Linked list

From PEGWiki
Revision as of 02:16, 30 December 2011 by Brian (Talk | contribs) (+ cons, snoc)

(diff) ← Older revision | Latest revision (diff) | Newer revision → (diff)
Jump to: navigation, search

The linked list, often referred to simply as a list, is a data structure that organizes a sequence of objects, all of the same type and size, in memory, so that each element except the last is stored along with the address of the next element. Here addresses are not required to occur in arithmetic progression, unlike in arrays. Lists arise in a natural way in the lambda calculus and so they are fundamental to most functional programming languages.

Terminology

Each object stored in a linked list is known as an element or value. The address of the next value is known as a link, as it "links" the element to the next one. A value and the corresponding link, stored together and taken collectively, are known as a node of the list. The size or length of a linked list is the number of elements or nodes it contains. A list may be empty if it contains no elements. If it is not empty, its first node is known as the head, and the rest of its elements, which themselves form a linked list, are known as the tail. There are traditionally two functions on a linked list: one that returns the head, known as car, and one that returns the tail, known as cdr. Adding an element to the beginning of a list—thus making it the head and the original list the tail—is called cons, and adding an element to the end, snoc.

Implementation

In an imperative programming language, a node of a linked list is typically represented using a record type that contains both the value and a pointer to the next node; the address of the next node can be recovered from the pointer. A sentinel value, such as a null pointer, is often used for the link field of the last node in the list.

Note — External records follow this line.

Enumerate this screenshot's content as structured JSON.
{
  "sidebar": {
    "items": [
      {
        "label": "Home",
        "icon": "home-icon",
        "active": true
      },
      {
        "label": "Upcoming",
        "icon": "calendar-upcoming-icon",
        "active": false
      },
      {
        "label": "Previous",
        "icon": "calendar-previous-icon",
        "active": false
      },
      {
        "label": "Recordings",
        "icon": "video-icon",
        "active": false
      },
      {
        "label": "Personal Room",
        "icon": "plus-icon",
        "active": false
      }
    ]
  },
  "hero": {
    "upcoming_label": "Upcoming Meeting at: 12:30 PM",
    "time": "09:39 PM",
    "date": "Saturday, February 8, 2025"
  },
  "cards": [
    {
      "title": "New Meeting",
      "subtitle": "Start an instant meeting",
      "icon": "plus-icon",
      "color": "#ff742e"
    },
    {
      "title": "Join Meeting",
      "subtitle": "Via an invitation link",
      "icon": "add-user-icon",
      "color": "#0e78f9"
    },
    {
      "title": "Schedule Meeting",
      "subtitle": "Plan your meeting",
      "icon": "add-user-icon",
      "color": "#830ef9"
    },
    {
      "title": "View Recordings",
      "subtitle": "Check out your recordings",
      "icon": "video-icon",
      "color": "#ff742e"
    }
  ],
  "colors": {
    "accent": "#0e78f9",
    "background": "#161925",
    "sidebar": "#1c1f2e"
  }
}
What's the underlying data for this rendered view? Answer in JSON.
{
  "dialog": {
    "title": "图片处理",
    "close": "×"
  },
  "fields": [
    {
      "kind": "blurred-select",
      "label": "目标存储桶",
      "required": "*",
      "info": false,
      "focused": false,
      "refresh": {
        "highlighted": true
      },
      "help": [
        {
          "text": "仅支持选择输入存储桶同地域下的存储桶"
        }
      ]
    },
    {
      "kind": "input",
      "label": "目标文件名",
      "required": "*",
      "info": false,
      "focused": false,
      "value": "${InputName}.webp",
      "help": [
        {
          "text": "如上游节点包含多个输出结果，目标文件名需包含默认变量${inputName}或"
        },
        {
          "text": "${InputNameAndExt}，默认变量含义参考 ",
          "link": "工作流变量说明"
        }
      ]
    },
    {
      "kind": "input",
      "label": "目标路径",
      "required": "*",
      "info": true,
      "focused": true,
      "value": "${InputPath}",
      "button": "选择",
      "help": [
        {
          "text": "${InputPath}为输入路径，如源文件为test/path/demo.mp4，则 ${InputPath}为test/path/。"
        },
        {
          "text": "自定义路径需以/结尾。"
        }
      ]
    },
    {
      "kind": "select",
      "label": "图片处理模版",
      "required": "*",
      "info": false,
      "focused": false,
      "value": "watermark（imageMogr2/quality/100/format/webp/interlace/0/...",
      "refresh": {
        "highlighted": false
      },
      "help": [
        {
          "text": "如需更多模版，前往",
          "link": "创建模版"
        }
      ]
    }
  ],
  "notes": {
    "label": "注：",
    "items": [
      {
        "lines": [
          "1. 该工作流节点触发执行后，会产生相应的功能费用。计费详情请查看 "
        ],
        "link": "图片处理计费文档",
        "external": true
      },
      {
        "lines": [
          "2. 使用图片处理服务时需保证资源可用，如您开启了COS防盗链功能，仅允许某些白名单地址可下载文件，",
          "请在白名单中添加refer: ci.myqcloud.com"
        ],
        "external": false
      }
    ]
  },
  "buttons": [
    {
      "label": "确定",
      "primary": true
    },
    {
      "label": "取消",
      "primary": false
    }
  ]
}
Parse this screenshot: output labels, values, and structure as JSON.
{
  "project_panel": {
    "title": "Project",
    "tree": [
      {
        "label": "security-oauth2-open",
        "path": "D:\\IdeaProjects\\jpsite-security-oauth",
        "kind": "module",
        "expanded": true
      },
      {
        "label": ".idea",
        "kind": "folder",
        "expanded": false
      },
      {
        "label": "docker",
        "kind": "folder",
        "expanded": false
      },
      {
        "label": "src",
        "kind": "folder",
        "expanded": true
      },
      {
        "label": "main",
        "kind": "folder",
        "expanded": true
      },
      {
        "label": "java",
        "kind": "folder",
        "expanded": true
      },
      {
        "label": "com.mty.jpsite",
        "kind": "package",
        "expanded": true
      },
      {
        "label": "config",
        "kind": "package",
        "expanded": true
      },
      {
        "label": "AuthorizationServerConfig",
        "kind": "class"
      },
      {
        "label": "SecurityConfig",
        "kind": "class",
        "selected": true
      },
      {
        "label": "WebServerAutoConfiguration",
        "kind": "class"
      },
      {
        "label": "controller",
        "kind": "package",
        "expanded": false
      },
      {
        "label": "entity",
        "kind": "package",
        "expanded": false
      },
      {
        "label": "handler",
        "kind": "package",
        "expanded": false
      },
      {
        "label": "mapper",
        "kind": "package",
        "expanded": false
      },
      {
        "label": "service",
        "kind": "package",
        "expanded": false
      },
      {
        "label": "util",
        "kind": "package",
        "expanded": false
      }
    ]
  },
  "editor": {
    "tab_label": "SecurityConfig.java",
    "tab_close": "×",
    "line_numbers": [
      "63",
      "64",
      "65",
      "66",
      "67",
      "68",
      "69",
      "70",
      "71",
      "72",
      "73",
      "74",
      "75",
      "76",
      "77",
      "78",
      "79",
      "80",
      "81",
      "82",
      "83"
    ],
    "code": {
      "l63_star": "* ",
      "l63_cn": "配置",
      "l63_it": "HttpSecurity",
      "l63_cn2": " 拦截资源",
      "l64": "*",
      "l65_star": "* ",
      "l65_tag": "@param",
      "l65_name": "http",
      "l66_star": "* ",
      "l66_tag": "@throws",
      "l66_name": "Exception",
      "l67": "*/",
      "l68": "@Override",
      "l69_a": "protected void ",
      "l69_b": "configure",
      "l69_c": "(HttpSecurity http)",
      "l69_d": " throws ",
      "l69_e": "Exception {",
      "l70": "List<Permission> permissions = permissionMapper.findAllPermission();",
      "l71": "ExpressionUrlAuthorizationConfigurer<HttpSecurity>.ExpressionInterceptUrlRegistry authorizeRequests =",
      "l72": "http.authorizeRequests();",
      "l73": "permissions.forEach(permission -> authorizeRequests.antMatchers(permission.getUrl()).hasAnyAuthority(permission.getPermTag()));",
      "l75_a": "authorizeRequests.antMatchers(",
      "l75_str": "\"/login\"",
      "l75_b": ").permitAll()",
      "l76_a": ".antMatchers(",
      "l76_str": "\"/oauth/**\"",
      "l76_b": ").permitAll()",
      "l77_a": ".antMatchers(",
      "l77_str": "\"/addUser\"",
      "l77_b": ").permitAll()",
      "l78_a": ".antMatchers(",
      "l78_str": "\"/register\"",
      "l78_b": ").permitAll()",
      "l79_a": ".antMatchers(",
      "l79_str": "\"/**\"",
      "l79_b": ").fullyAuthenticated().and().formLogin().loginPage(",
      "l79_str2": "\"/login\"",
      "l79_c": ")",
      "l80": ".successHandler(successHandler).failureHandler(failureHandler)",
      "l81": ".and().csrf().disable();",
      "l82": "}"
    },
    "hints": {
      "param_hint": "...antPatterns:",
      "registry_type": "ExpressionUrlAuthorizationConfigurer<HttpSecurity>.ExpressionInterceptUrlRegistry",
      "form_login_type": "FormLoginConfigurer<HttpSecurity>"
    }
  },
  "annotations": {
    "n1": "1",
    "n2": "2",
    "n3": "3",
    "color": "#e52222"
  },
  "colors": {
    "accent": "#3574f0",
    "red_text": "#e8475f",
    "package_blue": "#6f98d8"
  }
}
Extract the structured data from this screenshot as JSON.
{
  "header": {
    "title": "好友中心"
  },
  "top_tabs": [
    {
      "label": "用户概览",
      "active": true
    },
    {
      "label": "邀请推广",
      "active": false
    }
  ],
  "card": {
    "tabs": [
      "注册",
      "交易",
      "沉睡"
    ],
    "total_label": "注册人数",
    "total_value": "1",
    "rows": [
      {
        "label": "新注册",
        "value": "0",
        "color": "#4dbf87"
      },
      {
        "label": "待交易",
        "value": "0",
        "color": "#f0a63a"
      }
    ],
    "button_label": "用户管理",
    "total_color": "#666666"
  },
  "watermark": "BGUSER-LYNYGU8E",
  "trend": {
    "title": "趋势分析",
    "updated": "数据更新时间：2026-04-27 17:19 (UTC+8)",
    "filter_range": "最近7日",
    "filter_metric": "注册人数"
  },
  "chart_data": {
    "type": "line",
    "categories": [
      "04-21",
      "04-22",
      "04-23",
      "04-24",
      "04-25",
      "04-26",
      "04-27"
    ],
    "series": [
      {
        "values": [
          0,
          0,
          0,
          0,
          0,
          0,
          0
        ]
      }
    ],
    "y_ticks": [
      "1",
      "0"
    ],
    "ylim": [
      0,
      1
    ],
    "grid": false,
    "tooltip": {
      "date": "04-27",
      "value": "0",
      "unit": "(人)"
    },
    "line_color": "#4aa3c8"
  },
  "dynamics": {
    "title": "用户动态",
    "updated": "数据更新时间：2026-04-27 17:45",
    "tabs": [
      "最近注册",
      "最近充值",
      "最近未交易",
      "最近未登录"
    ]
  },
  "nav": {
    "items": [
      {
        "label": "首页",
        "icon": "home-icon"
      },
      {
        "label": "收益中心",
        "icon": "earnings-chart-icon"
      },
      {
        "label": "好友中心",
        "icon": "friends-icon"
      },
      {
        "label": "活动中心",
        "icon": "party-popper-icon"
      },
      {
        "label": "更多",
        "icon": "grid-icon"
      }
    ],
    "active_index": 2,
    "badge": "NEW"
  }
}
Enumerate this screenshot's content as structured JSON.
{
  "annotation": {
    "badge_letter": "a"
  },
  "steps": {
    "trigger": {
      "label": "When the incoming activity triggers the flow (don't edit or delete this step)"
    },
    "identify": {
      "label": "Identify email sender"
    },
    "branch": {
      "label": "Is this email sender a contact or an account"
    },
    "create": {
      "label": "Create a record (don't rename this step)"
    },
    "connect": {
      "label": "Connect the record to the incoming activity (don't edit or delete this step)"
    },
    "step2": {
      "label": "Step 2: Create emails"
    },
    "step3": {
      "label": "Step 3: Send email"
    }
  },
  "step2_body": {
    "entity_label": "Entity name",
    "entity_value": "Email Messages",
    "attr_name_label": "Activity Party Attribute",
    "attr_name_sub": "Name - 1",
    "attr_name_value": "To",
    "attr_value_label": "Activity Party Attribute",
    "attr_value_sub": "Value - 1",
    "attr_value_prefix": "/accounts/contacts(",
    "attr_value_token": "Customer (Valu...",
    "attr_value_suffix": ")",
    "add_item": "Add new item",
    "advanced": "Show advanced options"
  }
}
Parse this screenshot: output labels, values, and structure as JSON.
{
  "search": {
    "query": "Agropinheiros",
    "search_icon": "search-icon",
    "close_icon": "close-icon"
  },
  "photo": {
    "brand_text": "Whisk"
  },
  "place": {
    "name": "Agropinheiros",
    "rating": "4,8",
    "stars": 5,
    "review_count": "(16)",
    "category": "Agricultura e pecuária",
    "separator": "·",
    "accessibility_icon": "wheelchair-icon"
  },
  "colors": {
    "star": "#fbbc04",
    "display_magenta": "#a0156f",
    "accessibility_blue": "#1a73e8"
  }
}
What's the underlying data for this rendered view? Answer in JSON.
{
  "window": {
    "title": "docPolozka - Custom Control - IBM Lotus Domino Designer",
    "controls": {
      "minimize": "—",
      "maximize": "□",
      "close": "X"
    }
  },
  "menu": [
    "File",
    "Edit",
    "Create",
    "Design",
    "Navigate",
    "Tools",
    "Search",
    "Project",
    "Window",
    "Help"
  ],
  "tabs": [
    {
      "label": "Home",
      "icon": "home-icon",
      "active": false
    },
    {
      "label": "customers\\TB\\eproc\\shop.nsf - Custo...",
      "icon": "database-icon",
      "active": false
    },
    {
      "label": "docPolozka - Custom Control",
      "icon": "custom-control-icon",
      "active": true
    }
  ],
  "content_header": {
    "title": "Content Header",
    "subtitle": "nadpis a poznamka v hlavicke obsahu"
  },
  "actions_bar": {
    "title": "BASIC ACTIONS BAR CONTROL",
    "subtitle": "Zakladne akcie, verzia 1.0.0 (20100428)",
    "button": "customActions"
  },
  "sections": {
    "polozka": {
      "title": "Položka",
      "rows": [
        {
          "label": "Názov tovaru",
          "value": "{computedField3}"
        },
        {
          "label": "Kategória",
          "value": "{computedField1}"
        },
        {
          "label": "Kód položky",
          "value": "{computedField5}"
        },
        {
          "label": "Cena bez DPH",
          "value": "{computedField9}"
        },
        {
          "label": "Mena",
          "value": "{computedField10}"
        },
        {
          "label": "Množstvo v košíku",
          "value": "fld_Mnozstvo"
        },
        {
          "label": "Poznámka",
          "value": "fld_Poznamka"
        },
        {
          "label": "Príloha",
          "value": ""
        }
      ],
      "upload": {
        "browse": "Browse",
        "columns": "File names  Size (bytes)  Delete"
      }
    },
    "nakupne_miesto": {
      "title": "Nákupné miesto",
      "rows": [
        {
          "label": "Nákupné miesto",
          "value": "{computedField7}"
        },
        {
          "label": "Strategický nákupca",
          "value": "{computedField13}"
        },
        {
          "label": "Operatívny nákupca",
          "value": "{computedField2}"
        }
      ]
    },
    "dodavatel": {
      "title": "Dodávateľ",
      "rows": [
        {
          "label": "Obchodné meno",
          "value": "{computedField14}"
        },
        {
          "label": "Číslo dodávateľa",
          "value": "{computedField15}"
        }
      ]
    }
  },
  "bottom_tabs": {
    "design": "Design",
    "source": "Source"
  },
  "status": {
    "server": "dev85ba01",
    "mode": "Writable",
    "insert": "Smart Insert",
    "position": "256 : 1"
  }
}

Because the list may be empty, we cannot assume that we can remember "where it is" using the address of its first node. Instead, a linked list usually has a head node that contains a pointer to the head of the actual list, which will be null when the list actually contains no first element at all. The head node may also store the length of the list and/or the address of the last element.

Operations on lists

In the time bounds quoted below, N refers to the length of the list.

  • Lists support efficient sequential traversal of their elements, also known as iteration. For example, suppose we wanted to find the sum of all elements in the list. Then we would start at the first element, add its value to an accumulator, follow the link to the next element, and so on until reaching the end of the list, which gives O(N) time.
  • An element may be inserted into a list in O(1) time. Suppose we wished to insert node b between nodes a and c. Then we would set the link of b to point to c and set the link of a to point to b (it formerly pointed to c). Contrast this with an array, which requires O(N) time to do the same.
  • An element may be deleted from a list in O(1) time; all we have to do is make the link of the previous element point to the next element (this is like "skipping" that element). (A subtlety here, and in a few of the other operations, is that if we are only given the address of the element we wish to delete, we cannot efficiently determine the address of the previous element unless the list is doubly linked; see below.)
  • Splicing refers to two operations. Given a list, a starting node, and an ending node within that list, we can easily remove all elements between the starting and ending node from the list, putting them into a separate list; this only requires changing a few links at the boundaries. We may also take a list and insert the entire thing between two adjacent nodes of another list; again, this only requires changing a few links at the boundaries. These operations both take O(1) time.
  • Special case: Two lists can be concatenated in O(1) time, if we know in advance the address of the last node of the first.
  • Lists do not support efficient random access; if we need to find the 1000th element in a list, we will have to start at the first element and follow 999 links to get to the 1000th. So random access takes O(N) time. If efficient random access is important, it might be better to use an array; if efficient random access and efficient insertion and removal of elements are both important, it is advisable to use a tree.

Doubly linked lists

In some lists, each node also contains a link that points to the previous node (except possibly the first node, which may or may not point back to the head node). Doubly linked lists may be efficiently traversed both forward and backward (if the head node contains a pointer to the last element), and allow erase to be implemented efficiently without foreknowledge of the address of the node preceding the one we wish to erase.